View Full Version
Selasa, 24 Dec 2013

Mengapa Golongan Kristen Selalu Mendapatkan Keistimewaan?

JAKARTA (voa-islam.com) - Mengapa golongan kristen selalu mendapatkan keistimewaan pemerintah? Mengapa setiap Natal pemerintah harus mengerahkan puluhan ribu polisi dan tentara menjaga gereja? Gereja disterilkan dari kemungkinan adanya bom, sebelum Natal.

Adakah memang benar-benar ada ancaman riil dari “teroris”? Mungkin ini juga hanyalah “isapan jempol” belaka aparat kepolisian dan keamanan agar pemerintah mengeluarkan anggaran pengamanan?

Bahkan, malam menjelang Natal, Gereja Immanuel mendapatkan kunjungan Gubernur DKI Joko Widodo (Jokowi), bersama Kapolda Metro Jaya Irjen Putut Eko Bayuseno dan Pangdam Jaya Mayjen Erwin Hudawi Lubis. Betapa penguasa di negeri ini,  begitu menaruh perhatian golongan Kristen.
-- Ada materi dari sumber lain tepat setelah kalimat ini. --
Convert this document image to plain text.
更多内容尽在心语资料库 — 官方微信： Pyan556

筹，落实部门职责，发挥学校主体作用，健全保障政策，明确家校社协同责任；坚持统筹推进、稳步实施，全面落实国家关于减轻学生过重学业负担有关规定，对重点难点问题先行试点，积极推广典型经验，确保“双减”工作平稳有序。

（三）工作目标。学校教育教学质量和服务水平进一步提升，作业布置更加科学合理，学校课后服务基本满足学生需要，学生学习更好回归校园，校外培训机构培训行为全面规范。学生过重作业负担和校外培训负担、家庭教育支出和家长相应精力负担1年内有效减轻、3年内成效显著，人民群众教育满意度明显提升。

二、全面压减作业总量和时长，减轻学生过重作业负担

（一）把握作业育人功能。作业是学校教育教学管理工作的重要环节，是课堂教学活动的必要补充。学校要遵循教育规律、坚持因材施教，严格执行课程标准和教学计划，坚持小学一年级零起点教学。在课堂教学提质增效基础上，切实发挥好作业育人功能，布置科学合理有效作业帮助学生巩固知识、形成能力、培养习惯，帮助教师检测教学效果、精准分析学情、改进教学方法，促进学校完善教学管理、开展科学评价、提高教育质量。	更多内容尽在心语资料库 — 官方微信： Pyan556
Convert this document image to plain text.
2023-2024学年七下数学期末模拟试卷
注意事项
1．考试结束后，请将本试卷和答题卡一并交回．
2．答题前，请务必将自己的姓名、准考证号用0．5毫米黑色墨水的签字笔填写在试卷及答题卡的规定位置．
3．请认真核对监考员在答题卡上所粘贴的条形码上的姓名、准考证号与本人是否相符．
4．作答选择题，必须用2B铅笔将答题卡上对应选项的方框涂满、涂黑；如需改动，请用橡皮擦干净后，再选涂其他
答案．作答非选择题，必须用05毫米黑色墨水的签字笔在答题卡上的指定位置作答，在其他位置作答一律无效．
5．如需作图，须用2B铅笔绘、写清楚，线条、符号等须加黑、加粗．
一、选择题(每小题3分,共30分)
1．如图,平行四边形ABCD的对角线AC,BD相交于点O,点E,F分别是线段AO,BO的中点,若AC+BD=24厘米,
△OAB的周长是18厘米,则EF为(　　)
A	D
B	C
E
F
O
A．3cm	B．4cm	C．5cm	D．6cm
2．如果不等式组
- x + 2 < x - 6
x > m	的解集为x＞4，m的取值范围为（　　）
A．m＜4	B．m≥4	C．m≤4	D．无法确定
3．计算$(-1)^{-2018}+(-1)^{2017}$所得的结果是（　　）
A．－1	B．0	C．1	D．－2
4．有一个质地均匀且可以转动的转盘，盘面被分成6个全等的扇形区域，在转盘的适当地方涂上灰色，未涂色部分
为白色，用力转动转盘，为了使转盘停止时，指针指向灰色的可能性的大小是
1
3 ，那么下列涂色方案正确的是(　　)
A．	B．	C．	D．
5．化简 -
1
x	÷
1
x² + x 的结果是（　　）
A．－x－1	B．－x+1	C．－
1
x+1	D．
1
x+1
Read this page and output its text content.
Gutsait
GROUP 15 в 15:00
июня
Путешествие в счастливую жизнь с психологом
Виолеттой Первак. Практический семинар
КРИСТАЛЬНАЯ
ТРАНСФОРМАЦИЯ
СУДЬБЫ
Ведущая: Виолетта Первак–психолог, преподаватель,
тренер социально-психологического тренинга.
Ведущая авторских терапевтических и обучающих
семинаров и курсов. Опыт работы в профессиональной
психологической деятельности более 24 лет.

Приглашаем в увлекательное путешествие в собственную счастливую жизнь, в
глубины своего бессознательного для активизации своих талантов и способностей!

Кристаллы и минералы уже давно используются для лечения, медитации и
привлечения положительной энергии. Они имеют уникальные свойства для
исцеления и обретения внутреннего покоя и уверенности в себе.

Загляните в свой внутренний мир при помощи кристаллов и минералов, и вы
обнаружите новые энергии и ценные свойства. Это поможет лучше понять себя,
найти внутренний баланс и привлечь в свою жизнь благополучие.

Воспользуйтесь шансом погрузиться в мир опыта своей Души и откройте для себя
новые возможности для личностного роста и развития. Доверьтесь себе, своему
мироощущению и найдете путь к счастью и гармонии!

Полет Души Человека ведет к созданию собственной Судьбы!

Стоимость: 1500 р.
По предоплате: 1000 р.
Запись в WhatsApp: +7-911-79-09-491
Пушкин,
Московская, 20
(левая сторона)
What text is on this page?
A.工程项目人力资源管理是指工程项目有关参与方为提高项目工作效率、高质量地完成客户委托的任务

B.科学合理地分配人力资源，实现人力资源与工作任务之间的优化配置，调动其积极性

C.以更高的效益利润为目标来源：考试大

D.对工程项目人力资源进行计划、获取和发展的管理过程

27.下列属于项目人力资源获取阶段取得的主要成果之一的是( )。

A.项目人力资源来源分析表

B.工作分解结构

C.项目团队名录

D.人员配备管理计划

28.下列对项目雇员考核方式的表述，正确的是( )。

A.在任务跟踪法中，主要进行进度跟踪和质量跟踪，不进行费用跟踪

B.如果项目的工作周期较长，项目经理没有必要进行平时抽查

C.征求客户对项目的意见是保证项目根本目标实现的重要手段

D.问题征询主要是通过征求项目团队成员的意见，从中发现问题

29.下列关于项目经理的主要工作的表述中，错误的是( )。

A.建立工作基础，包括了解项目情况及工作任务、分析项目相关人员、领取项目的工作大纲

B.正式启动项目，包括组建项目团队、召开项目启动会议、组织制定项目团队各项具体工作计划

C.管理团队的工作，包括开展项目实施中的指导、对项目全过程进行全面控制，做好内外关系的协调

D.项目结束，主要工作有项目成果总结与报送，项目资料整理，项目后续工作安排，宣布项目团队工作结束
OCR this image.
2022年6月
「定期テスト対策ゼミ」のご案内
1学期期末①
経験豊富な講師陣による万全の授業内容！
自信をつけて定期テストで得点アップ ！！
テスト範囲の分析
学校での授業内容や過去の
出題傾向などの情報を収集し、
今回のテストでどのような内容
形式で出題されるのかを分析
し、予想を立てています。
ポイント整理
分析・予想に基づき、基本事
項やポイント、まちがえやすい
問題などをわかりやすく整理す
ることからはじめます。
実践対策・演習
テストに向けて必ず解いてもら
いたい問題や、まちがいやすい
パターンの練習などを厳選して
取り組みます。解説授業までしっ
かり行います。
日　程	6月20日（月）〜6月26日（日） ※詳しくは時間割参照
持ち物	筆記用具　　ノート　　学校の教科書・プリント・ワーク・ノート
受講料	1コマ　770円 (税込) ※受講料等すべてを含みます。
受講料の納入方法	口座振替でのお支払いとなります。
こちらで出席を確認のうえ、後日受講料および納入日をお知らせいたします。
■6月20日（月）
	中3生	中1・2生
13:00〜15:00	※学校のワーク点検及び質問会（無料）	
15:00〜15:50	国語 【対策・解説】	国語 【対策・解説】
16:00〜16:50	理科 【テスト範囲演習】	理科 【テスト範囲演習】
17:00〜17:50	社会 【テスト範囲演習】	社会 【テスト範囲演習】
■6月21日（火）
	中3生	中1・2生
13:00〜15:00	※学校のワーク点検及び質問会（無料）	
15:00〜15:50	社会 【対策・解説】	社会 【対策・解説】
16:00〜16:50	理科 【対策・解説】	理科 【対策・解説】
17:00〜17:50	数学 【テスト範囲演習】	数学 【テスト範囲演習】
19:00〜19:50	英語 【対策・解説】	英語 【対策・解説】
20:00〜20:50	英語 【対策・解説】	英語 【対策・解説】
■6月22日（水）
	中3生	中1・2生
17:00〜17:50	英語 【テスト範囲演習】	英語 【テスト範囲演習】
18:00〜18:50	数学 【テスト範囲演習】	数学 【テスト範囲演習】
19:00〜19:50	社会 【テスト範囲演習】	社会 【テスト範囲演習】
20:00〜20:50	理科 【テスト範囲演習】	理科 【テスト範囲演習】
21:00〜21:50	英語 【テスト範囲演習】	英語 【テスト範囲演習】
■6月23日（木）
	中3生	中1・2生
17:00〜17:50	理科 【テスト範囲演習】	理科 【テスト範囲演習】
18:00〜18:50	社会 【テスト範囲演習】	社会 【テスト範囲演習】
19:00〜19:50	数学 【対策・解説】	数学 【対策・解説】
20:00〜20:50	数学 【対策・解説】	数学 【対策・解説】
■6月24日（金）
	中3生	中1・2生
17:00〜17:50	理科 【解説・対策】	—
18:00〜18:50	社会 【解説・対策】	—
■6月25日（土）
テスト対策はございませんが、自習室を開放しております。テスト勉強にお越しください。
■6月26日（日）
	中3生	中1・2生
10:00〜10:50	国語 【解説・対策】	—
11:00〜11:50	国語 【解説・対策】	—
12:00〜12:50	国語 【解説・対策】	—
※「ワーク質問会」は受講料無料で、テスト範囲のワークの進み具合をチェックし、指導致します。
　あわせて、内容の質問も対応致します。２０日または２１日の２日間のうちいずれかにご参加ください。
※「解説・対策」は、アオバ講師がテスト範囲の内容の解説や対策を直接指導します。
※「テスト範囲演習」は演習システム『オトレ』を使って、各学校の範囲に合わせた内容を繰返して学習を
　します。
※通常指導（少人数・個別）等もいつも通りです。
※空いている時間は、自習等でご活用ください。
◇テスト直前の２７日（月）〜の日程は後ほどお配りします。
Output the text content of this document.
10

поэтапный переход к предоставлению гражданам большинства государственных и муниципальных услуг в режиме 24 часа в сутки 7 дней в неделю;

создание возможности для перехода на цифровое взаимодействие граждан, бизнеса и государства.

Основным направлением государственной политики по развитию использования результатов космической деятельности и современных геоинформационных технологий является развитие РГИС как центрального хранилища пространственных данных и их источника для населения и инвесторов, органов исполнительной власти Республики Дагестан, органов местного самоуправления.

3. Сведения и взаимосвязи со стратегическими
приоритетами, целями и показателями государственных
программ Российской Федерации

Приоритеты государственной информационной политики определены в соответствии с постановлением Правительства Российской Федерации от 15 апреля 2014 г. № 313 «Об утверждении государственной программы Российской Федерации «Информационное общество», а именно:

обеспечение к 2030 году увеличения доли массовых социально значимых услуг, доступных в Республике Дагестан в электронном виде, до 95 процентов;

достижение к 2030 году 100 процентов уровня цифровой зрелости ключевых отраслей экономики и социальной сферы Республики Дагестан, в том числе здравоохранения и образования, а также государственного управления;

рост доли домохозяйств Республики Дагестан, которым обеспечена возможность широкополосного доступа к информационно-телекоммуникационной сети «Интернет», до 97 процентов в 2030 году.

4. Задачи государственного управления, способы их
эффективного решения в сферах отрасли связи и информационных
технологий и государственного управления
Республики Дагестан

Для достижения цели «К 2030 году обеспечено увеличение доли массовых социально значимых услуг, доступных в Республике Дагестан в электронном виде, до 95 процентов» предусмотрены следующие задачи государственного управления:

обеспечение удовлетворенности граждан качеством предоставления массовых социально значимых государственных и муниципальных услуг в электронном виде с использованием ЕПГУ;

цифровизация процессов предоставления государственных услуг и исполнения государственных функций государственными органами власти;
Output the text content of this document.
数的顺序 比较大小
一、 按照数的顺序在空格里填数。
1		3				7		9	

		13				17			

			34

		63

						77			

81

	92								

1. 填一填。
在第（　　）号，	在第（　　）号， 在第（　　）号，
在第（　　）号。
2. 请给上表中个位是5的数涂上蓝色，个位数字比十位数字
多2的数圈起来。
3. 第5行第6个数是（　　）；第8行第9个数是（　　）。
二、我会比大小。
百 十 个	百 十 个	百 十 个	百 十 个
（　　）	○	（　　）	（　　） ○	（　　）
Sebaliknya, golongan Islam terus disudutkan dengn tudingan yang negatif, dan tidak jarang diberi lebel "teroris".

Sampai kapan ibadah golongan kristen ini mendapatkan keistimewaan begitu luar biasa dari pemerintah? Sebelumnya, Kapolri Jendral Sutarman melaporkan kepada Presiden SBY, kemungkinan adanya ancaman keamanan dari “teroris” menjelang perayaan Natal.

Kalau benar-benar ada, begitu dalamnya permusuhan antara kelompok-kelompok Islam yang sudah diberi lebel “teroris” terhadap golongan kristen. Mengapa begitu mendalamnya permusuhan kelompok-kelompok yang diberi lebel “teroris” itu terhadap golongan kristen?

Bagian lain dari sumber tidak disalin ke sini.